In the stands that night were his wife, Kathy, his daughter Kelly and husband Paul, along with their two small boys. John Langel and his family were in their familiar seats behind the Sixers bench as were many other friends.
And in the southwest corner of the Wells Fargo Center sat 10 family members of Tommy Love, one of Collins’ running mates from the old days at the JCC. Upon hearing that Love, just 51, had passed away from cancer only a few days earlier, Collins insisted on setting aside tickets for as many family members and friends who wanted to attend.
“Tommy Love was a great, great man,” says Collins, vividly recalling memories from many years ago. “He is part of the wonderful memories I have of South Jersey. South Jersey is a big part of the foundation of my life. I grew up in Benton, Ill., for 18 years and then I went to Illinois State for four and then I was in South Jersey for nine. The people were so great; it was a community, the kids would all be out playing. My backyard had a sport court where you could play paddle tennis, basketball; I had a swimming pool, so it was sort of the gathering area. I had lights in my backyard. Ron Jaworski and my other neighbors, we would play until midnight, one in the morning. Competitive and fun. And then we would swim and talk. It was a fun time and it was other people’s families. John Langel, who is my dearest of friends and who now takes care of my legal stuff, his son Matt and my daughter Kelly grew up together, were born about two weeks apart, and they’ve been lasting friends.

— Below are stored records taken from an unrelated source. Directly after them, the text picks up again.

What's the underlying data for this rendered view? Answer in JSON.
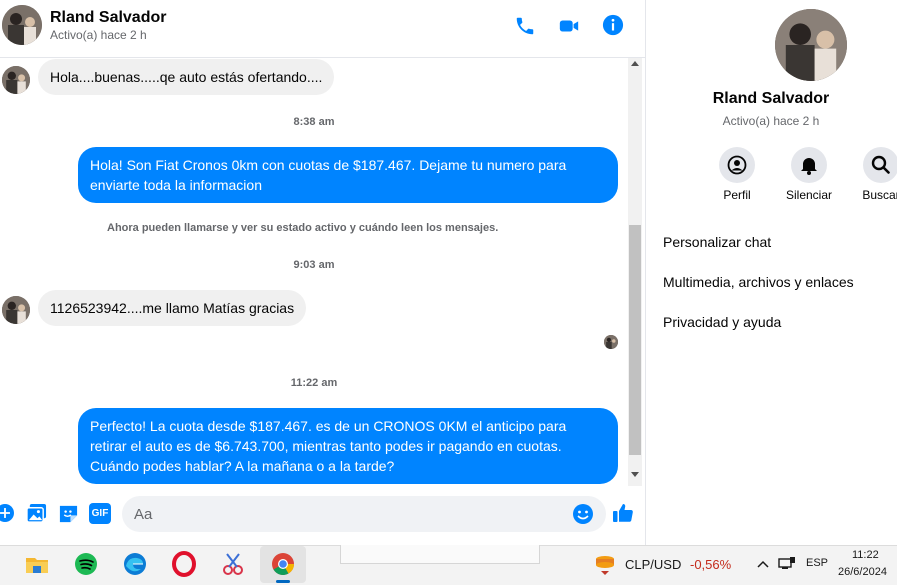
{
  "contact": {
    "name": "Rland Salvador",
    "status": "Activo(a) hace 2 h"
  },
  "messages": {
    "m1": "Hola....buenas.....qe auto estás ofertando....",
    "ts1": "8:38 am",
    "m2": "Hola! Son Fiat Cronos 0km con cuotas de $187.467. Dejame tu numero para enviarte toda la informacion",
    "sys": "Ahora pueden llamarse y ver su estado activo y cuándo leen los mensajes.",
    "ts2": "9:03 am",
    "m3": "1126523942....me llamo Matías gracias",
    "ts3": "11:22 am",
    "m4": "Perfecto! La cuota desde $187.467. es de un CRONOS 0KM el anticipo para retirar el auto es de $6.743.700, mientras tanto podes ir pagando en cuotas. Cuándo podes hablar? A la mañana o a la tarde?"
  },
  "composer": {
    "placeholder": "Aa",
    "gif_label": "GIF"
  },
  "panel": {
    "actions": [
      "Perfil",
      "Silenciar",
      "Buscar"
    ],
    "menu": [
      "Personalizar chat",
      "Multimedia, archivos y enlaces",
      "Privacidad y ayuda"
    ]
  },
  "taskbar": {
    "currency_pair": "CLP/USD",
    "currency_change": "-0,56%",
    "lang": "ESP",
    "time": "11:22",
    "date": "26/6/2024"
  },
  "colors": {
    "accent": "#0084ff",
    "negative": "#c42b1c"
  },
  "icons": [
    "phone-icon",
    "video-icon",
    "info-icon",
    "plus-icon",
    "image-icon",
    "sticker-icon",
    "gif-icon",
    "emoji-icon",
    "like-icon",
    "person-icon",
    "bell-icon",
    "search-icon",
    "file-explorer-icon",
    "spotify-icon",
    "edge-icon",
    "opera-icon",
    "snipping-icon",
    "chrome-icon",
    "stock-icon",
    "chevron-up-icon",
    "network-icon"
  ]
}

“I see people all the time who will tell me they used to buy their sneakers at Doug Collins’ Sneaks ‘N Seats (in Voorhees). Pete Schneider, who was with the Sixers for a long time, became a good friend of mine. When they let him go, he was out of work and we opened Doug Collins’ Sneaks ‘N Seats and he ran it. The Electric Factory used to provide us tickets. We had tickets that we got on consignment that we got from all the sporting teams so you could come in and buy them from us. It was incredible. Those nine years were wonderful, wonderful years. My children were born here, at Garden State Hospital. That’s why 40 years later, one of the reasons I came back to the Sixers was because of how much I loved living here.”
Published (and copyrighted) in South Jersey Magazine, Volume 9, Issue 9 (December, 2012).